En conclusion de sa chronique, Guillebaud écrit : « Le vieux cantique sur le “modèle” est d’autant plus exaspérant qu’il est toujours idéologiquement orienté : pousser sans cesse les Français vers le “moins social”. C’est à la fois très bête et très simple ».
Flexibilité
On se rappelle qu’entre 2007 et 2010, le PIB de l’Irlande avait chuté de 15% et qu’après force référendums, les Irlandais avaient été contraints par leur gouvernement à recourir aux plans de “sauvetage” de l’Union Européenne et du FMI. Aujourd’hui, après huit budgets d’austérité, il paraît que l’économie irlandaise s’est améliorée : sa croissance en 2012 a été voisine de 1% et les optimistes pensent qu’elle pourrait peut-être atteindre 1,8% en 2013. Du coup l’Irlande est considérée par les eurocrates comme un modèle que les pays de l’Europe du Sud devraient suivre. Les divers plans d’austérité ont en effet permis aux entreprises de réduire d’un quart le coût unitaire du travail depuis le début de la crise, de geler les salaires et de devenir ainsi flexibles et “compétitives”. Mais s’il est vrai que les exportations des grandes multinationales ont progressé, cela ne suffit pas. Le taux de chômage dépasse 14% et de nombreux Irlandais croulent sous le poids des dettes contractées pour acheter, avant la crise, des biens immobiliers. Du coup, la demande intérieure a chuté de 26%. Ce qui n’empêche pas de nombreuses entreprises multinationales de continuer à s’installer en Irlande parce que l’immobilier s’est effondré avec pour effet de rendre les bureaux beaucoup moins chers, parce que les prestations sociales ont été réduites et que les impôts sur les sociétés ne sont que de 12,5% et même moins en faisant de “l’optimisation fiscale”. Et, cerise sur le gâteau, la flexibilité de la main d’œuvre irlandaise ne s‘est pratiquement pas accompagnée de révolte sociale.
Que voulez-vous de plus ?
États-Unis
• Le 31 mars vient d’entrer en vigueur aux États-Unis l’obligation pour les entreprises pharmaceutiques de communiquer annuellement au gouvernement les paiements effectués à des professionnels de santé.

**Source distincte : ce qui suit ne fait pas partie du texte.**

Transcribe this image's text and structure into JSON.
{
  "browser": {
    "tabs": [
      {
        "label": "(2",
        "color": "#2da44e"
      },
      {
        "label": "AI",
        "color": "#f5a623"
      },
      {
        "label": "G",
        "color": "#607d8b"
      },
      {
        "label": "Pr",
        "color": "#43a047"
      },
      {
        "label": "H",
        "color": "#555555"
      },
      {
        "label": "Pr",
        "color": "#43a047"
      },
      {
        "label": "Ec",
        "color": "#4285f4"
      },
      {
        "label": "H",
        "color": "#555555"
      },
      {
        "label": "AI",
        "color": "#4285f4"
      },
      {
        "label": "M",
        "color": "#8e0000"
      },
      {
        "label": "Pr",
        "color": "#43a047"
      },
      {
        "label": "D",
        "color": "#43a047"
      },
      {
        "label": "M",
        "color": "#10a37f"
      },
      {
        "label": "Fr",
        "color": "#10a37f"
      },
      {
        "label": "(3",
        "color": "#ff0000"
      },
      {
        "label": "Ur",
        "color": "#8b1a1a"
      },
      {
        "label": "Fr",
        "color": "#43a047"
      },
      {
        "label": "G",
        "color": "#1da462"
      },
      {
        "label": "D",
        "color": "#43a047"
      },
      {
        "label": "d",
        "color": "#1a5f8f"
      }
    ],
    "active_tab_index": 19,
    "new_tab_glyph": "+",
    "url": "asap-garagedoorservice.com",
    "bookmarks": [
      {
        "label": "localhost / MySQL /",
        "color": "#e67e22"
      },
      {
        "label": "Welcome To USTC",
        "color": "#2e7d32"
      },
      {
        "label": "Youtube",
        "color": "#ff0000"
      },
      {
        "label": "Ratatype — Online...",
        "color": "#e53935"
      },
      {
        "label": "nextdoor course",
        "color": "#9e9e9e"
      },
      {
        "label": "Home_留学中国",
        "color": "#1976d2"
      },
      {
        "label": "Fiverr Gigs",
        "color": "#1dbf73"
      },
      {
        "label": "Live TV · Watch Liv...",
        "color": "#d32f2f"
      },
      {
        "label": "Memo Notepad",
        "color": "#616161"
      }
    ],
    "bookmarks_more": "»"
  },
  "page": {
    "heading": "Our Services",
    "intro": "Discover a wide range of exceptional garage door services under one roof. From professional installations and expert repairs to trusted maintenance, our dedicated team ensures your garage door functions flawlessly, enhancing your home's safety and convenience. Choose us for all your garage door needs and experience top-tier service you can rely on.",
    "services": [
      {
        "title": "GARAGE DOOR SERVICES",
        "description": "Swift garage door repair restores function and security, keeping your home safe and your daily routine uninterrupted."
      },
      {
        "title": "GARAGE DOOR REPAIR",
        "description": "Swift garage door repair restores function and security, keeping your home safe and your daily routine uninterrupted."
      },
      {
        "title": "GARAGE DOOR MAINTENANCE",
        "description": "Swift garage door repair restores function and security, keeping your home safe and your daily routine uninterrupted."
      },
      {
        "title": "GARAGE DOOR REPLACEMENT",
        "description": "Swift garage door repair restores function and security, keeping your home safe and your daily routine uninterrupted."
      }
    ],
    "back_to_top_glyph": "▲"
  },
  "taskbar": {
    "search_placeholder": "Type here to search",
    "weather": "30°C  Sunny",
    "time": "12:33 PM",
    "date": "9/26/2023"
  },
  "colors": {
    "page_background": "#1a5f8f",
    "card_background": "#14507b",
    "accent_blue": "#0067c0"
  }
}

En France, on n’en est pas encore là ! Des scandales comme celui du Médiator sont donc toujours possibles.
• Selon un rapport de la Banque Centrale américaine (la Fed), le montant des prêts aux étudiants a triplé entre 2004 et 2012 et il atteint aujourd’hui 966 milliards de dollars. Durant la même période, le nombre d’étudiants ayant dû emprunter pour financer leurs études est passé de 21 à 39 millions. Ainsi depuis 2010, les études sont devenues la deuxième source d’endettement, derrière l’emprunt immobilier, mais devant le prêt automobile ou tout simplement les prêts à la consommation. Dans le même laps de temps, le montant moyen des emprunts des étudiants est passé de 15.000 à 25.000 dollars. Qui plus est, les emprunteurs ont de plus en plus de mal à respecter leurs échéances (20% des emprunteurs avaient en 2012 plus de 90 jours de retard). Selon le Financial Times, cela risque de saper la croissance économique du pays car la consommation intérieure représente environ 70% du produit intérieur brut.